根据魁北克卫生与社会服务部门公布的2025年4月可见无家可归者统计,参与统计地区约有12,077人,比2022年增加约20%;其中蒙特利尔约有5,036人,仍是全省问题最集中的地区。对面积本就不大的唐人街而言,当无家可归、毒品、治安与公共卫生问题叠加在一起,其冲击尤其明显。
过去的努力
当然,走向衰落的并不只有蒙特利尔唐人街。温哥华、多伦多、波士顿、旧金山、洛杉矶等北美老牌唐人街,都在不同程度上面对人口外移、商业老化、地产开发和文化元素淡化的问题。所幸,越来越多人意识到:唐人街不仅是华裔的“文化与精神家园”,也是城市乃至国家移民史的重要见证,其价值无法简单用土地价格衡量。
过去七年,市政府、省政府与社区组织围绕保护和振兴蒙特利尔唐人街做了不少工作,大体可以归纳为三条线索。
第一,推动政策参与。2019年,律师赵秀媚(Sau May Chiu)创建的魁北克进步华人联合会(Chinois progressistes du Québec)发起请愿,推动市府与蒙特利尔城市生态中心(Centre d’écologie urbaine de Montréal)合作,启动“共同守护唐人街活力”(Ensemble pour la vitalité du Quartier chinois)咨询进程,累计吸引约600人次参与。2021年出台的《唐人街发展行动计划2021—2026》由此形成,25项策略覆盖生活质量与住房、商业活力、文化遗产和社区协商等多个维度。
与此同时,围绕历史街区开发的争议也不断出现。2020至2021年间,当部分历史物业被收购并面临高层开发压力时,唐人街工作组(Chinatown Working Group)、唐人街项目组(Project Chinatown)、蒙特利尔唐人街圆桌会议(Table ronde du Quartier chinois)、华人服务中心等团体迅速发声、联署,推动政府介入。2022年1月,魁省政府宣布将唐人街核心区域列为省级历史文化遗产;2024年1月,蒙特利尔市又正式认定唐人街为“历史地点”(lieu historique)。蒙特利尔唐人街由此成为魁北克及加拿大东部保存下来的重要历史唐人街,也是北美唯一的法语唐人街。
第二,防止环境继续恶化。蒙特利尔市政府调整唐人街区域规划,降低部分区域的新建筑限高和密度,以保护历史街区的人行尺度和建筑风貌;同时投入资金改善街灯、座椅、绿化和公共空间,并通过各种项目支持传统商户、老字号和文化机构。
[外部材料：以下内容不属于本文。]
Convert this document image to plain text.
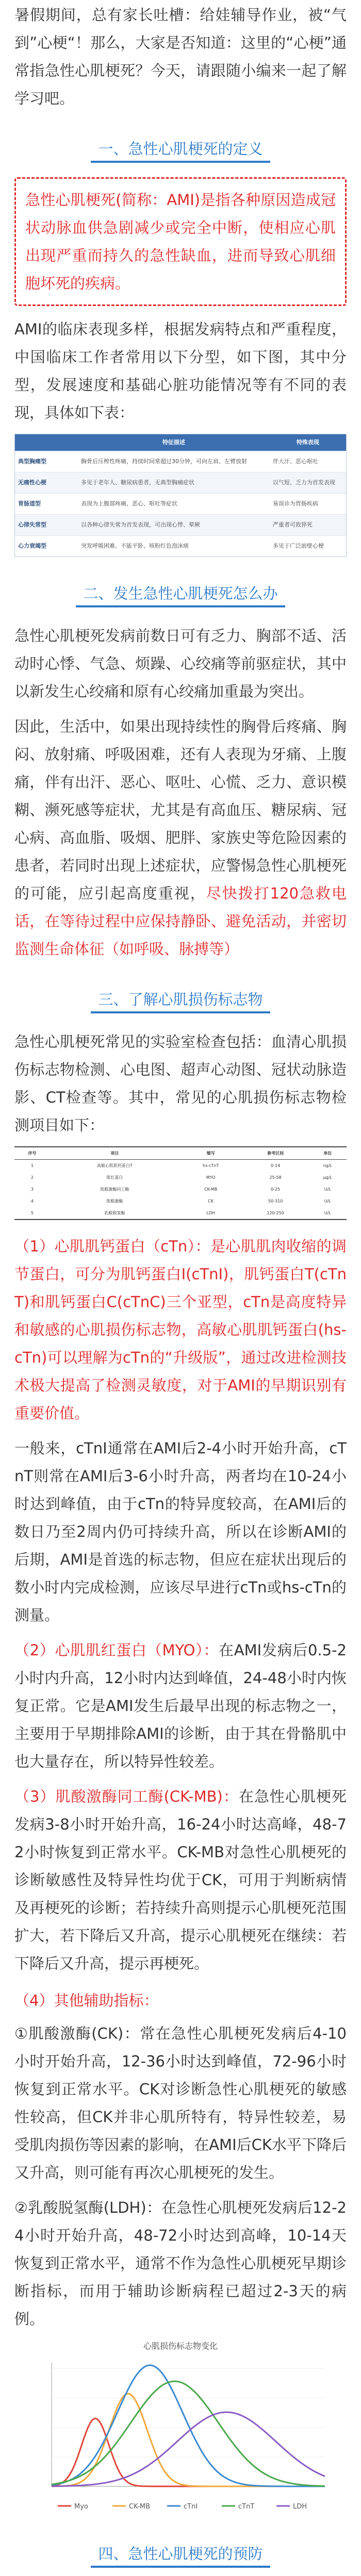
暑假期间，总有家长吐槽：给娃辅导作业，被“气到”心梗“！那么，大家是否知道：这里的“心梗”通常指急性心肌梗死？今天，请跟随小编来一起了解学习吧。

一、急性心肌梗死的定义

急性心肌梗死(简称：AMI)是指各种原因造成冠状动脉血供急剧减少或完全中断，使相应心肌出现严重而持久的急性缺血，进而导致心肌细胞坏死的疾病。

AMI的临床表现多样，根据发病特点和严重程度，中国临床工作者常用以下分型，如下图，其中分型，发展速度和基础心脏功能情况等有不同的表现，具体如下表：

	特征描述	特殊表现
典型胸痛型	胸骨后压榨性疼痛，持续时间常超过30分钟，可向左肩、左臂放射	伴大汗、恶心呕吐
无痛性心梗	多见于老年人、糖尿病患者，无典型胸痛症状	以气短、乏力为首发表现
胃肠道型	表现为上腹部疼痛、恶心、呕吐等症状	易误诊为胃肠疾病
心律失常型	以各种心律失常为首发表现，可出现心悸、晕厥	严重者可致猝死
心力衰竭型	突发呼吸困难、不能平卧、咳粉红色泡沫痰	多见于广泛前壁心梗
二、发生急性心肌梗死怎么办

急性心肌梗死发病前数日可有乏力、胸部不适、活动时心悸、气急、烦躁、心绞痛等前驱症状，其中以新发生心绞痛和原有心绞痛加重最为突出。

因此，生活中，如果出现持续性的胸骨后疼痛、胸闷、放射痛、呼吸困难，还有人表现为牙痛、上腹痛，伴有出汗、恶心、呕吐、心慌、乏力、意识模糊、濒死感等症状，尤其是有高血压、糖尿病、冠心病、高血脂、吸烟、肥胖、家族史等危险因素的患者，若同时出现上述症状，应警惕急性心肌梗死的可能，应引起高度重视，尽快拨打120急救电话，在等待过程中应保持静卧、避免活动，并密切监测生命体征（如呼吸、脉搏等）

三、了解心肌损伤标志物

急性心肌梗死常见的实验室检查包括：血清心肌损伤标志物检测、心电图、超声心动图、冠状动脉造影、CT检查等。其中，常见的心肌损伤标志物检测项目如下：

序号	项目	缩写	参考区间	单位
1	高敏心肌肌钙蛋白T	hs-cTnT	0-14	ng/L
2	肌红蛋白	MYO	25-58	μg/L
3	肌酸激酶同工酶	CK-MB	0-25	U/L
4	肌酸激酶	CK	50-310	U/L
5	乳酸脱氢酶	LDH	120-250	U/L

（1）心肌肌钙蛋白（cTn）：是心肌肌肉收缩的调节蛋白，可分为肌钙蛋白I(cTnI)，肌钙蛋白T(cTnT)和肌钙蛋白C(cTnC)三个亚型，cTn是高度特异和敏感的心肌损伤标志物，高敏心肌肌钙蛋白(hs-cTn)可以理解为cTn的“升级版”，通过改进检测技术极大提高了检测灵敏度，对于AMI的早期识别有重要价值。

一般来，cTnI通常在AMI后2-4小时开始升高，cTnT则常在AMI后3-6小时升高，两者均在10-24小时达到峰值，由于cTn的特异度较高，在AMI后的数日乃至2周内仍可持续升高，所以在诊断AMI的后期，AMI是首选的标志物，但应在症状出现后的数小时内完成检测，应该尽早进行cTn或hs-cTn的测量。

（2）心肌肌红蛋白（MYO）：在AMI发病后0.5-2小时内升高，12小时内达到峰值，24-48小时内恢复正常。它是AMI发生后最早出现的标志物之一，主要用于早期排除AMI的诊断，由于其在骨骼肌中也大量存在，所以特异性较差。

（3）肌酸激酶同工酶(CK-MB)：在急性心肌梗死发病3-8小时开始升高，16-24小时达高峰，48-72小时恢复到正常水平。CK-MB对急性心肌梗死的诊断敏感性及特异性均优于CK，可用于判断病情及再梗死的诊断；若持续升高则提示心肌梗死范围扩大，若下降后又升高，提示心肌梗死在继续：若下降后又升高，提示再梗死。

（4）其他辅助指标：

①肌酸激酶(CK)：常在急性心肌梗死发病后4-10小时开始升高，12-36小时达到峰值，72-96小时恢复到正常水平。CK对诊断急性心肌梗死的敏感性较高，但CK并非心肌所特有，特异性较差，易受肌肉损伤等因素的影响，在AMI后CK水平下降后又升高，则可能有再次心肌梗死的发生。

②乳酸脱氢酶(LDH)：在急性心肌梗死发病后12-24小时开始升高，48-72小时达到高峰，10-14天恢复到正常水平，通常不作为急性心肌梗死早期诊断指标，而用于辅助诊断病程已超过2-3天的病例。

心肌损伤标志物变化
Myo	CK-MB	cTnI	cTnT	LDH
四、急性心肌梗死的预防
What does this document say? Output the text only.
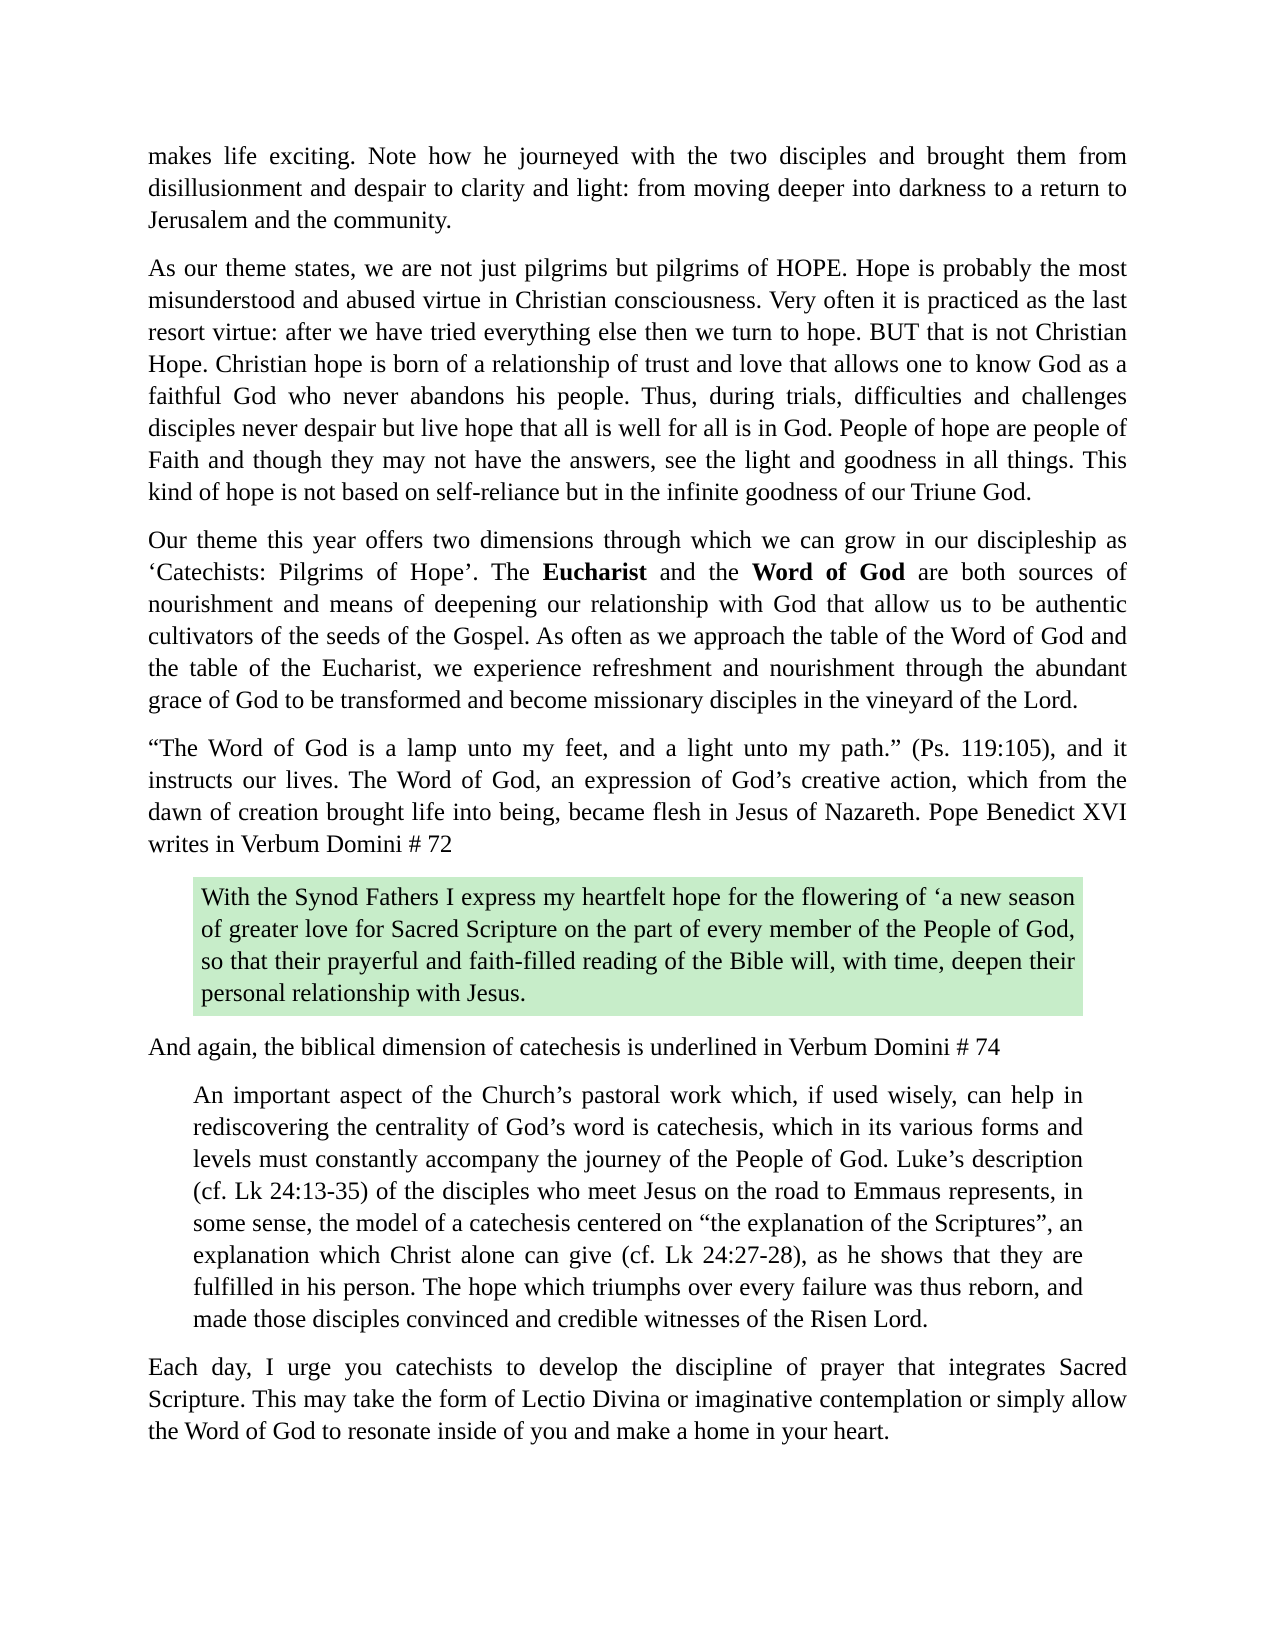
makes life exciting. Note how he journeyed with the two disciples and brought them from disillusionment and despair to clarity and light: from moving deeper into darkness to a return to Jerusalem and the community.

As our theme states, we are not just pilgrims but pilgrims of HOPE. Hope is probably the most misunderstood and abused virtue in Christian consciousness. Very often it is practiced as the last resort virtue: after we have tried everything else then we turn to hope. BUT that is not Christian Hope. Christian hope is born of a relationship of trust and love that allows one to know God as a faithful God who never abandons his people. Thus, during trials, difficulties and challenges disciples never despair but live hope that all is well for all is in God. People of hope are people of Faith and though they may not have the answers, see the light and goodness in all things. This kind of hope is not based on self-reliance but in the infinite goodness of our Triune God.

Our theme this year offers two dimensions through which we can grow in our discipleship as ‘Catechists: Pilgrims of Hope’. The Eucharist and the Word of God are both sources of nourishment and means of deepening our relationship with God that allow us to be authentic cultivators of the seeds of the Gospel. As often as we approach the table of the Word of God and the table of the Eucharist, we experience refreshment and nourishment through the abundant grace of God to be transformed and become missionary disciples in the vineyard of the Lord.

“The Word of God is a lamp unto my feet, and a light unto my path.” (Ps. 119:105), and it instructs our lives. The Word of God, an expression of God’s creative action, which from the dawn of creation brought life into being, became flesh in Jesus of Nazareth. Pope Benedict XVI writes in Verbum Domini # 72

With the Synod Fathers I express my heartfelt hope for the flowering of ‘a new season of greater love for Sacred Scripture on the part of every member of the People of God, so that their prayerful and faith-filled reading of the Bible will, with time, deepen their personal relationship with Jesus.

And again, the biblical dimension of catechesis is underlined in Verbum Domini # 74

An important aspect of the Church’s pastoral work which, if used wisely, can help in rediscovering the centrality of God’s word is catechesis, which in its various forms and levels must constantly accompany the journey of the People of God. Luke’s description (cf. Lk 24:13-35) of the disciples who meet Jesus on the road to Emmaus represents, in some sense, the model of a catechesis centered on “the explanation of the Scriptures”, an explanation which Christ alone can give (cf. Lk 24:27-28), as he shows that they are fulfilled in his person. The hope which triumphs over every failure was thus reborn, and made those disciples convinced and credible witnesses of the Risen Lord.

Each day, I urge you catechists to develop the discipline of prayer that integrates Sacred Scripture. This may take the form of Lectio Divina or imaginative contemplation or simply allow the Word of God to resonate inside of you and make a home in your heart.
第三,社区自救。2021年行动计划出台后,原“唐人街工作组”转型为两个各有侧重的非营利组织:唐人街圆桌会议主要负责多方协商和社区动员,家基金会(Fondation JIA)则侧重城市发展与文化遗产倡导。近年来,在市府、商会和青年华人团体共同推动下,唐人街也持续举办亚洲夜市、街卖、春节舞狮、灯笼展等活动,尝试把传统文化、现代艺术与年轻人的生活方式重新连接起来。
新在哪里
整体看,过去几年的努力在遗产保护层面取得了数十年来少有的制度性突破,但在真正扭转唐人街的衰退趋势,特别是改善无家可归、毒品、安全和环境卫生等日常问题上,社区的感受仍然有限。于是问题来了:这一次的计划,究竟新在哪里?
首先,新计划背后是一个新的市政府班底。2025年11月,曾任联邦部长的Soraya Martinez Ferrada率领Ensemble Montréal赢得蒙特利尔市选举,结束Projet Montréal连续八年的执政。“改善无家可归问题”和恢复市中心生活品质,是新政府竞选期间反复强调的议题。
其次,这次手里终于有了一块可以落地的“棋盘”。市政府已经买下Saint-Laurent与René-Lévesque交会处长期闲置的1111地块。按照目前公布的构想,这里未来将建设包含非市场住房和地面商业空间的项目,而具体形态将通过社区咨询进一步确定。相比过去只有规划文本,这块已经掌握在市府手里的土地,让“振兴”第一次有了一个非常具体的空间载体。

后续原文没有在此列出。